Tuesday, August 04, 2015

Light through a kitchen window

This is one of the black and white snapshots that I think my father took when he was scouting this house for the move to Shaker Heights. The house was built in the 1920s (I think) and this kitchen probably dates from that time. By the time I got there, it had been reconfigured with turquoise metal cabinets (noisy, surprisingly hard to clean and really didn't hold up well!) and a wall refrigerator by GE (naturally) than was also loaded with design flaws, like a tendency to pool water in the bottom. Later my mother made this into a still-life window. She stayed here until she turned 86 and then moved to Utah to be near my sister's family.

   A Room in the Past
It’s a kitchen. Its curtains fill
with a morning light so bright
you can’t see beyond its windows
into the afternoon. A kitchen
falling through time with its things
in their places, the dishes jingling
up in the cupboard, the bucket
of drinking water rippled as if
a truck had just gone past, but that truck
was thirty years. No one’s at home
in this room. Its counter is wiped,
and the dishrag hangs from its nail,
a dry leaf.
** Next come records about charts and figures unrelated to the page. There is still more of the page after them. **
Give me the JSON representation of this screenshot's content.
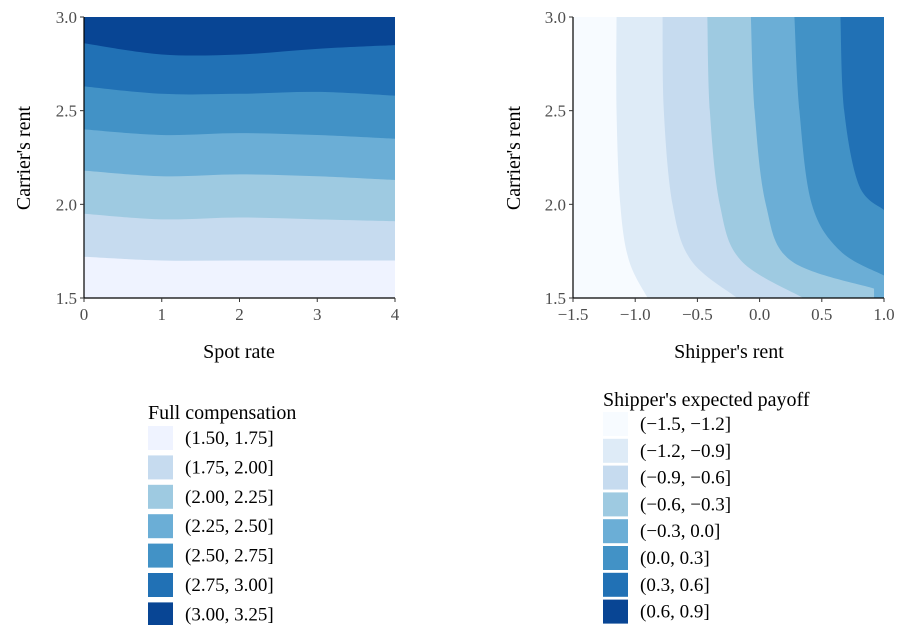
{
  "chart_data": [
    {
      "type": "contour",
      "xlabel": "Spot rate",
      "ylabel": "Carrier's  rent",
      "xlim": [
        0,
        4
      ],
      "ylim": [
        1.5,
        3.0
      ],
      "xticks": [
        "0",
        "1",
        "2",
        "3",
        "4"
      ],
      "yticks": [
        "1.5",
        "2.0",
        "2.5",
        "3.0"
      ],
      "legend": {
        "title": "Full compensation",
        "placement": "bottom",
        "bins": [
          {
            "label": "(1.50, 1.75]",
            "color": "#eff3ff"
          },
          {
            "label": "(1.75, 2.00]",
            "color": "#c6dbef"
          },
          {
            "label": "(2.00, 2.25]",
            "color": "#9ecae1"
          },
          {
            "label": "(2.25, 2.50]",
            "color": "#6baed6"
          },
          {
            "label": "(2.50, 2.75]",
            "color": "#4292c6"
          },
          {
            "label": "(2.75, 3.00]",
            "color": "#2171b5"
          },
          {
            "label": "(3.00, 3.25]",
            "color": "#084594"
          }
        ]
      },
      "boundaries": [
        {
          "x": [
            0,
            1,
            2,
            3,
            4
          ],
          "y": [
            1.72,
            1.7,
            1.7,
            1.7,
            1.7
          ]
        },
        {
          "x": [
            0,
            1,
            2,
            3,
            4
          ],
          "y": [
            1.95,
            1.92,
            1.93,
            1.92,
            1.91
          ]
        },
        {
          "x": [
            0,
            1,
            2,
            3,
            4
          ],
          "y": [
            2.18,
            2.15,
            2.16,
            2.15,
            2.13
          ]
        },
        {
          "x": [
            0,
            1,
            2,
            3,
            4
          ],
          "y": [
            2.4,
            2.37,
            2.38,
            2.37,
            2.35
          ]
        },
        {
          "x": [
            0,
            1,
            2,
            3,
            4
          ],
          "y": [
            2.63,
            2.59,
            2.59,
            2.6,
            2.58
          ]
        },
        {
          "x": [
            0,
            1,
            2,
            3,
            4
          ],
          "y": [
            2.86,
            2.8,
            2.8,
            2.83,
            2.85
          ]
        }
      ]
    },
    {
      "type": "contour",
      "xlabel": "Shipper's rent",
      "ylabel": "Carrier's  rent",
      "xlim": [
        -1.5,
        1.0
      ],
      "ylim": [
        1.5,
        3.0
      ],
      "xticks": [
        "−1.5",
        "−1.0",
        "−0.5",
        "0.0",
        "0.5",
        "1.0"
      ],
      "yticks": [
        "1.5",
        "2.0",
        "2.5",
        "3.0"
      ],
      "legend": {
        "title": "Shipper's expected payoff",
        "placement": "bottom",
        "bins": [
          {
            "label": "(−1.5, −1.2]",
            "color": "#f7fbff"
          },
          {
            "label": "(−1.2, −0.9]",
            "color": "#deebf7"
          },
          {
            "label": "(−0.9, −0.6]",
            "color": "#c6dbef"
          },
          {
            "label": "(−0.6, −0.3]",
            "color": "#9ecae1"
          },
          {
            "label": "(−0.3, 0.0]",
            "color": "#6baed6"
          },
          {
            "label": "(0.0, 0.3]",
            "color": "#4292c6"
          },
          {
            "label": "(0.3, 0.6]",
            "color": "#2171b5"
          },
          {
            "label": "(0.6, 0.9]",
            "color": "#084594"
          }
        ]
      },
      "boundaries": [
        {
          "x": [
            -1.15,
            -1.15,
            -1.12,
            -1.05,
            -0.9
          ],
          "y": [
            3.0,
            2.5,
            2.0,
            1.7,
            1.5
          ]
        },
        {
          "x": [
            -0.78,
            -0.77,
            -0.7,
            -0.55,
            -0.18
          ],
          "y": [
            3.0,
            2.5,
            2.0,
            1.7,
            1.5
          ]
        },
        {
          "x": [
            -0.42,
            -0.4,
            -0.32,
            -0.15,
            0.35
          ],
          "y": [
            3.0,
            2.5,
            2.0,
            1.7,
            1.5
          ]
        },
        {
          "x": [
            -0.07,
            -0.04,
            0.05,
            0.25,
            0.92
          ],
          "y": [
            3.0,
            2.5,
            2.0,
            1.7,
            1.55
          ]
        },
        {
          "x": [
            0.28,
            0.32,
            0.42,
            0.65,
            1.0
          ],
          "y": [
            3.0,
            2.5,
            2.0,
            1.75,
            1.62
          ]
        },
        {
          "x": [
            0.65,
            0.68,
            0.8,
            1.0
          ],
          "y": [
            3.0,
            2.5,
            2.1,
            1.97
          ]
        }
      ]
    }
  ]
}
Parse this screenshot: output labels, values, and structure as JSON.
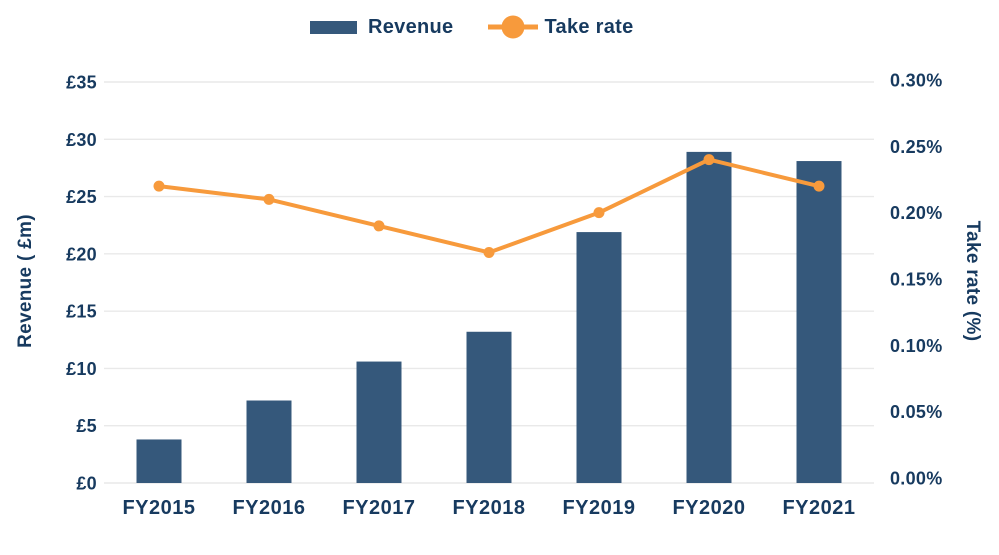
{
  "page": {
    "background": "#FFFFFF"
  },
  "legend": {
    "position": "top-center",
    "items": [
      {
        "label": "Revenue",
        "marker": "bar-swatch",
        "color": "#35587B"
      },
      {
        "label": "Take rate",
        "marker": "line-circle",
        "color": "#F79A3C"
      }
    ]
  },
  "chart_data": {
    "type": "combo-bar-line",
    "title": "",
    "xlabel": "",
    "categories": [
      "FY2015",
      "FY2016",
      "FY2017",
      "FY2018",
      "FY2019",
      "FY2020",
      "FY2021"
    ],
    "series": [
      {
        "name": "Revenue",
        "type": "bar",
        "axis": "left",
        "color": "#35587B",
        "values": [
          3.8,
          7.2,
          10.6,
          13.2,
          21.9,
          28.9,
          28.1
        ]
      },
      {
        "name": "Take rate",
        "type": "line",
        "axis": "right",
        "color": "#F79A3C",
        "values": [
          0.22,
          0.21,
          0.19,
          0.17,
          0.2,
          0.24,
          0.22
        ]
      }
    ],
    "left_axis": {
      "title": "Revenue ( £m)",
      "min": 0,
      "max": 35,
      "step": 5,
      "ticks": [
        "£0",
        "£5",
        "£10",
        "£15",
        "£20",
        "£25",
        "£30",
        "£35"
      ]
    },
    "right_axis": {
      "title": "Take rate (%)",
      "min": 0,
      "max": 0.3,
      "step": 0.05,
      "ticks": [
        "0.00%",
        "0.05%",
        "0.10%",
        "0.15%",
        "0.20%",
        "0.25%",
        "0.30%"
      ]
    },
    "grid": true,
    "legend_position": "top-center",
    "colors": {
      "text": "#173A5F",
      "gridline": "#E9E9E9",
      "bar": "#35587B",
      "line": "#F79A3C"
    }
  }
}
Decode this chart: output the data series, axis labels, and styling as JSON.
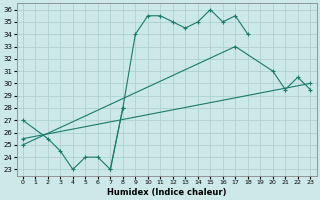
{
  "xlabel": "Humidex (Indice chaleur)",
  "xlim": [
    -0.5,
    23.5
  ],
  "ylim": [
    22.5,
    36.5
  ],
  "xticks": [
    0,
    1,
    2,
    3,
    4,
    5,
    6,
    7,
    8,
    9,
    10,
    11,
    12,
    13,
    14,
    15,
    16,
    17,
    18,
    19,
    20,
    21,
    22,
    23
  ],
  "yticks": [
    23,
    24,
    25,
    26,
    27,
    28,
    29,
    30,
    31,
    32,
    33,
    34,
    35,
    36
  ],
  "bg_color": "#cce8e8",
  "grid_color": "#b0d0d0",
  "line_color": "#1a7a6a",
  "line1_x": [
    0,
    2,
    3,
    4,
    5,
    6,
    7,
    8
  ],
  "line1_y": [
    27,
    25.5,
    24.5,
    23,
    24,
    24,
    23,
    28
  ],
  "line2_x": [
    7,
    8,
    9,
    10,
    11,
    12,
    13,
    14,
    15,
    16,
    17,
    18
  ],
  "line2_y": [
    23,
    28,
    34,
    35.5,
    35.5,
    35,
    34.5,
    35,
    36,
    35,
    35.5,
    34
  ],
  "line3_x": [
    0,
    17,
    20,
    21,
    22,
    23
  ],
  "line3_y": [
    25,
    33,
    31,
    29.5,
    30.5,
    29.5
  ],
  "line4_x": [
    0,
    23
  ],
  "line4_y": [
    25.5,
    30
  ]
}
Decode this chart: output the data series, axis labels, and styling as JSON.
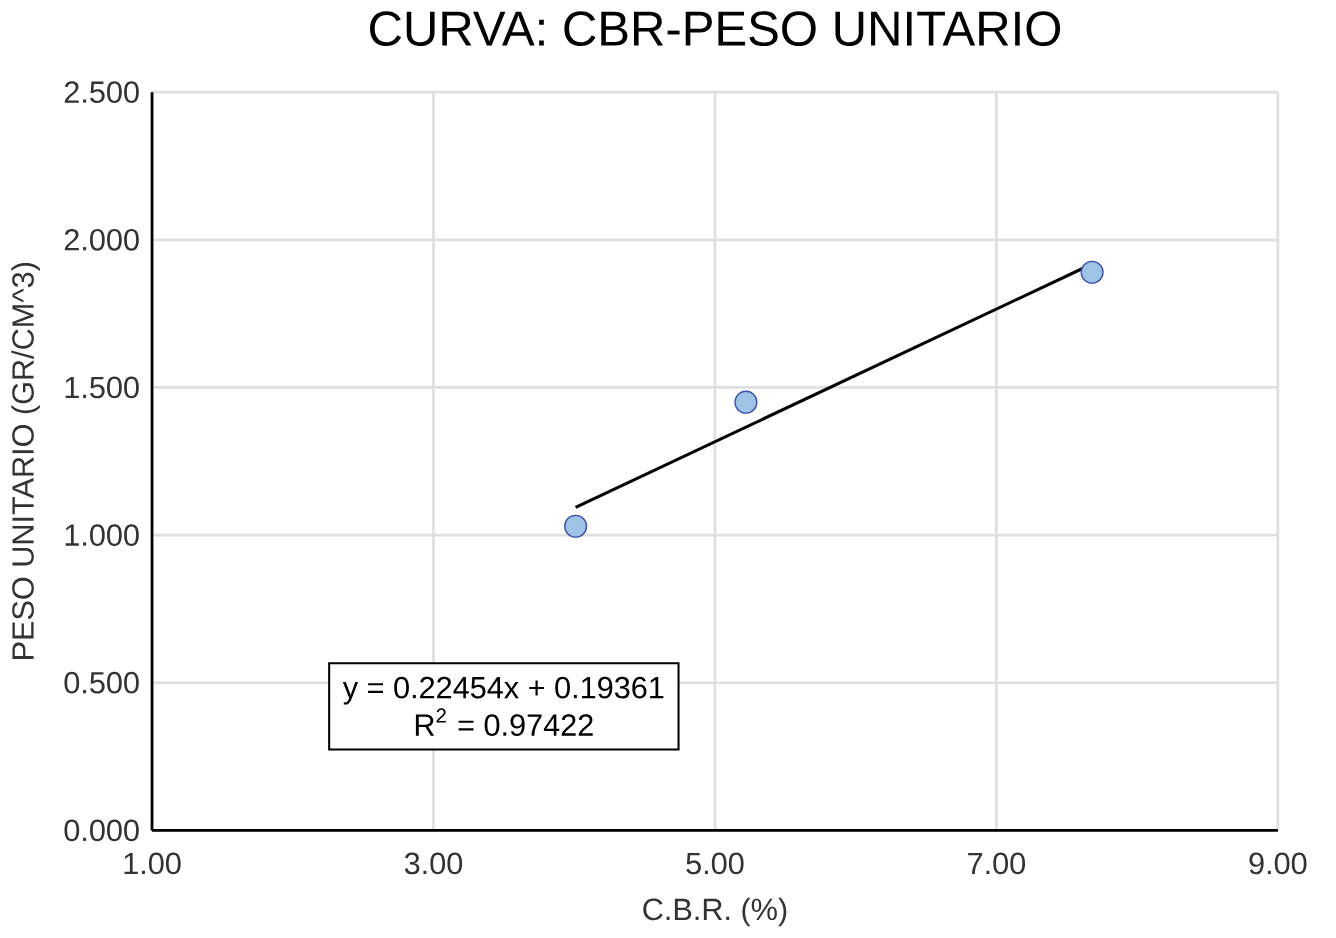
{
  "chart_data": {
    "type": "scatter",
    "title": "CURVA: CBR-PESO UNITARIO",
    "xlabel": "C.B.R. (%)",
    "ylabel": "PESO UNITARIO (GR/CM^3)",
    "series": [
      {
        "color": "#9dc3e6",
        "marker": "circle",
        "x": [
          4.01,
          5.22,
          7.68
        ],
        "values": [
          1.03,
          1.45,
          1.89
        ]
      },
      {
        "type": "line",
        "color": "#000000",
        "marker": "none",
        "line_style": "solid",
        "x": [
          4.01,
          7.68
        ],
        "values": [
          1.094,
          1.918
        ]
      }
    ],
    "xlim": [
      1,
      9
    ],
    "xticks": [
      {
        "value": 1,
        "label": "1.00"
      },
      {
        "value": 3,
        "label": "3.00"
      },
      {
        "value": 5,
        "label": "5.00"
      },
      {
        "value": 7,
        "label": "7.00"
      },
      {
        "value": 9,
        "label": "9.00"
      }
    ],
    "ylim": [
      0,
      2.5
    ],
    "yticks": [
      {
        "value": 0,
        "label": "0.000"
      },
      {
        "value": 0.5,
        "label": "0.500"
      },
      {
        "value": 1,
        "label": "1.000"
      },
      {
        "value": 1.5,
        "label": "1.500"
      },
      {
        "value": 2,
        "label": "2.000"
      },
      {
        "value": 2.5,
        "label": "2.500"
      }
    ],
    "grid": true,
    "annotations": [
      "y = 0.22454x + 0.19361",
      "R$^{2}$ = 0.97422"
    ]
  }
}
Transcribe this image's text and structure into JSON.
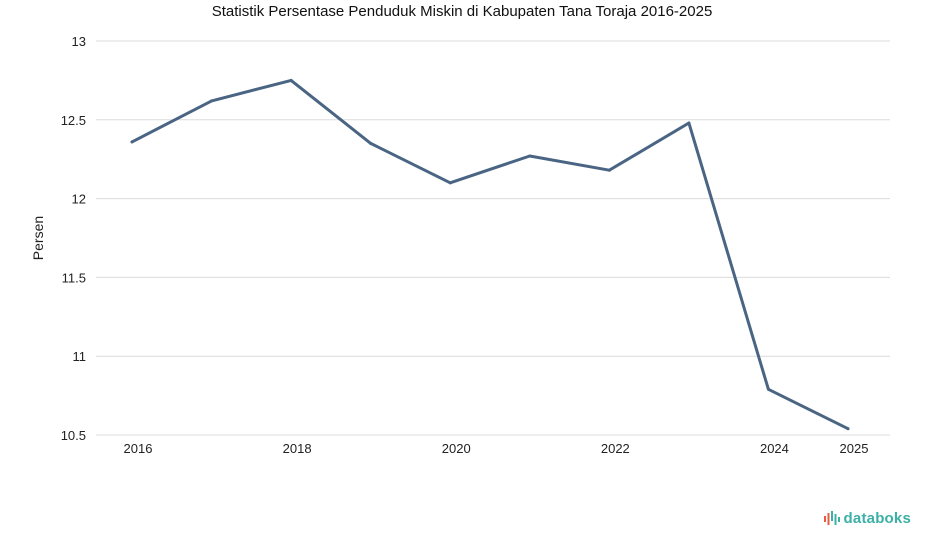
{
  "chart_data": {
    "type": "line",
    "title": "Statistik Persentase Penduduk Miskin di Kabupaten Tana Toraja 2016-2025",
    "xlabel": "",
    "ylabel": "Persen",
    "x": [
      2016,
      2017,
      2018,
      2019,
      2020,
      2021,
      2022,
      2023,
      2024,
      2025
    ],
    "series": [
      {
        "name": "Persentase Penduduk Miskin",
        "values": [
          12.36,
          12.62,
          12.75,
          12.35,
          12.1,
          12.27,
          12.18,
          12.48,
          10.79,
          10.54
        ]
      }
    ],
    "x_ticks": [
      "2016",
      "2018",
      "2020",
      "2022",
      "2024",
      "2025"
    ],
    "y_ticks": [
      "10.5",
      "11",
      "11.5",
      "12",
      "12.5",
      "13"
    ],
    "ylim": [
      10.5,
      13
    ],
    "grid": true,
    "line_color": "#4a6584"
  },
  "brand": {
    "name": "databoks",
    "color": "#3bb0a6",
    "accent": "#e85b3f"
  }
}
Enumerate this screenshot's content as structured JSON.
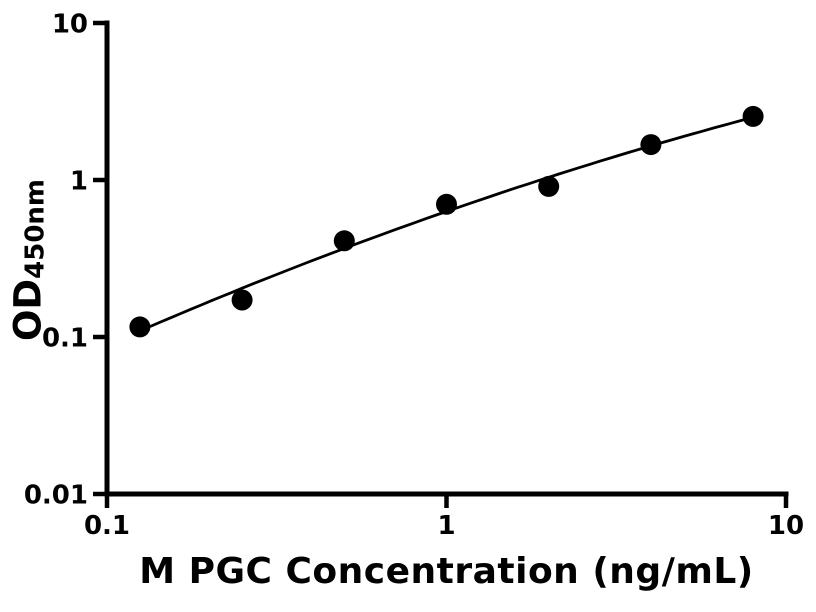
{
  "figure": {
    "background": "#ffffff",
    "foreground": "#000000"
  },
  "chart_data": {
    "type": "scatter",
    "title": "",
    "xlabel": "M PGC Concentration (ng/mL)",
    "ylabel_main": "OD",
    "ylabel_sub": "450nm",
    "x_scale": "log",
    "y_scale": "log",
    "xlim": [
      0.1,
      10
    ],
    "ylim": [
      0.01,
      10
    ],
    "grid": false,
    "legend": false,
    "x_ticks": [
      {
        "value": 0.1,
        "label": "0.1"
      },
      {
        "value": 1,
        "label": "1"
      },
      {
        "value": 10,
        "label": "10"
      }
    ],
    "y_ticks": [
      {
        "value": 0.01,
        "label": "0.01"
      },
      {
        "value": 0.1,
        "label": "0.1"
      },
      {
        "value": 1,
        "label": "1"
      },
      {
        "value": 10,
        "label": "10"
      }
    ],
    "series": [
      {
        "name": "standard-curve-points",
        "marker": "circle",
        "marker_color": "#000000",
        "x": [
          0.125,
          0.25,
          0.5,
          1,
          2,
          4,
          8
        ],
        "y": [
          0.116,
          0.172,
          0.41,
          0.7,
          0.91,
          1.68,
          2.54
        ]
      }
    ],
    "fit_curve": {
      "type": "quadratic-loglog",
      "color": "#000000",
      "x_range": [
        0.125,
        8
      ]
    }
  }
}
In housedresses of mist,
blue aprons of rain, my grandmother
moved through this life like a ghost,
and when she had finished her years,
she put them all back in their places
and wiped out the sink, turning her back
on the rest of us, forever.

Ted Kooser

One World at a TimeUniversity of Pittsburgh Press, 1985

(I was reminded of this snapshot by this poem;
it is interesting to think about kitchen windows in relation to your family.